HONOLULU, Hawaii, January 31, 2013 (ENS) – Birds, crabs and rare trees are expected to recover on Palmyra Atoll, a collection of islets located about 1,000 miles south of Hawaii, now that roughly 30,000 rats have been eradicated by the U.S. Fish and Wildlife Service and conservation groups.

Palmyra was this month given a rat-free bill of health more than a year after about the invasive predatory rats were killed to protect 10 nesting seabird species, migratory shorebirds and the rare coconut crab.

Palmyra

Palmyra Atoll is a group of islets (Photo by Balint Vekassy / Island Conservation)

One of the largest remaining forests of native Pisonia grandis, a rare flowering tree in the bougainvillea family, is also expected to benefit from its newly rat-free environment.

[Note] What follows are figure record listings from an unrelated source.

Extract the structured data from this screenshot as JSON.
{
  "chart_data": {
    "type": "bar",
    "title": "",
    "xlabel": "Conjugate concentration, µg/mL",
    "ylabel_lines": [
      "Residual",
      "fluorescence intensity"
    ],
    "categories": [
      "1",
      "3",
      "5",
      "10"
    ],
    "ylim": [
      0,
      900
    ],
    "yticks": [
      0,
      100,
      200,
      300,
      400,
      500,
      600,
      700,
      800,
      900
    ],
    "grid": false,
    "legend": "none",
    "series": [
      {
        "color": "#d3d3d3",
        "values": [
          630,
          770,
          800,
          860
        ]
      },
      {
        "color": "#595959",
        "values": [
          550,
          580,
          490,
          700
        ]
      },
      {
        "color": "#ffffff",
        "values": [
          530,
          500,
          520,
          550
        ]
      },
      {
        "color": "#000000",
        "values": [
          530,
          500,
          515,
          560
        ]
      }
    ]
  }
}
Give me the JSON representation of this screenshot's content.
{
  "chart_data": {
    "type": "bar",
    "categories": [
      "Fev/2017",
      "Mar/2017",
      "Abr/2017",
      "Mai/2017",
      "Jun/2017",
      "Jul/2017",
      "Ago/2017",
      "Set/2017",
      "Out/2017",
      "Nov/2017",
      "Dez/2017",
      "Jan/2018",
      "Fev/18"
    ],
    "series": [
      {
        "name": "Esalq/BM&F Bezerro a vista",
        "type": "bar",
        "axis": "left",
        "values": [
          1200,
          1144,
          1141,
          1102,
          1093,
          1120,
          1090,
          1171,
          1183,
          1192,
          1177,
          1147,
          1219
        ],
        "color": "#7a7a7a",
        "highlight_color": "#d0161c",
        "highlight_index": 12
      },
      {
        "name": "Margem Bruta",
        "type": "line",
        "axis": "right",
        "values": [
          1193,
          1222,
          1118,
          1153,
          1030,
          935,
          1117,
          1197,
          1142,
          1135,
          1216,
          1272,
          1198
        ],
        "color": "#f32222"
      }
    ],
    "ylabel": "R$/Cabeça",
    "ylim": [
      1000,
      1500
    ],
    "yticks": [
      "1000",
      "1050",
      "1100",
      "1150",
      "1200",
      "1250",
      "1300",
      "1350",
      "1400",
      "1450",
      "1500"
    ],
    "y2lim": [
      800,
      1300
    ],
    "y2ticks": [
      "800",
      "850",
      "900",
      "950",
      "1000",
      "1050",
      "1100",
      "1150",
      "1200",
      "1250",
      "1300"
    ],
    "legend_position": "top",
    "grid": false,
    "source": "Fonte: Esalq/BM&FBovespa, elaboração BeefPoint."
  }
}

Palmyra Atoll is cooperatively managed by the U.S. Fish and Wildlife Service and The Nature Conservancy as a National Wildlife Refuge and a scientific research station. The area includes 25 islets covering 580 acres of land, and thousands of acres of healthy coral reefs.

In 2009, the refuge and waters surrounding it were also included in the Pacific Remote Islands Marine National Monument.

Non-native black rats were likely introduced to the atoll during World War II, and the population grew to as many 30,000 rats.

The invasive rodents eat eggs and chicks of ground and tree-nesting birds, particularly sooty and white terns. Rats also eat land crabs and the seeds and seedlings of native tree species.

To reverse this trend, in June 2011, the U.S. Fish and Wildlife Service, The Nature Conservancy, and Island Conservation removed the rats from Palmyra Atoll, using a rodenticide that had been successful in similar projects on other islands.

The Palmyra rat-eradication project is the first step in the Palmyra Atoll Restoration Project, a longer-term effort to restore the atoll’s ecological balance.

coconut crab

Island Conservation researchers observe a coconut crab on Palmyra (Photo by Island Conservation)

“This wonderful atoll is again able to thrive the way nature intended—without rats. Palmyra has been infested with rats for so long, there will be benefits to wildlife we didn’t even fully anticipate – such as the explosion of the fiddler crab population that we’re seeing,” said Susan White, monument superintendent and refuge project leader, Pacific Reefs National Wildlife Refuge and Monuments Complex, U.S. Fish and Wildlife Service.

Using the same proven methods that were used years before to detect the extent of the rat problem on Palmyra, scientists conducted surveys over a month-long period this summer and confirmed that the entire atoll is currently rat-free.

In the tropical climate at Palmyra, rats reproduce every three to four months, so conducting surveys one year after the removal effort is sufficient time to detect rats remaining on the atoll. During the summer, the project partners established a network of 286 rat detection stations that covered the entire atoll. Each station was checked four times during the course of the month.

Team members also spent hundreds of hours scouring the atoll for natural indicators of rat presence, but found none. They did find signs of the recovery of native species over the past year.

fairy tern

Fairy tern on Palmyra (Photo by Erik Oberg / Island Conservation)

“Millions of seabirds, trees, crabs and other native species can now thrive in their home without the threat of being eaten by rats,” said Suzanne Case, executive director of The Nature Conservancy’s Hawaii program.

“Staff and visitors to the atoll have seen a large increase in the numbers of crabs, insects, seedlings and seabirds. Our collective efforts to bring balance back to Palmyra are working,” said Case.

“The collaborators did an outstanding job,” said Dr. George Wallace, vice president for oceans and islands at American Bird Conservancy. “The science on these efforts has been evolving, and while there have been some learning experiences along the way, the Palmyra effort stands out as a great example of how to do it right and get rid of destructive invasive species while still protecting the native wildlife.”

The University of California Santa Cruz Coastal Conservation Action Lab is monitoring Palmyra’s terrestrial ecosystem by comparing measures of seabird, shorebird, and plant populations taken before and after rat removal.

In the summer of 2012 they found a 130 percent increase in seedlings of Palmyra’s 10 locally rare native tree species, and the first record of Pisonia seedlings. No seedlings were observed in 2007 before the rats were removed.

The UC researchers found a 367 percent increase in arthropods such as insects, spiders, and crabs.

The found no change in the numbers of bristle-thighed curlews, a native bird species. Special care was taken to ensure this imperiled species was not harmed by the rat removal.

Gregg Howald, North America regional director with Island Conservation, said, “With the atoll free of rats, we are already seeing a dramatic increase in many things that rats preyed upon: nesting seabirds, migratory shorebirds, native tree seedlings, and small invertebrates like fiddler crabs. The island is truly rebounding.”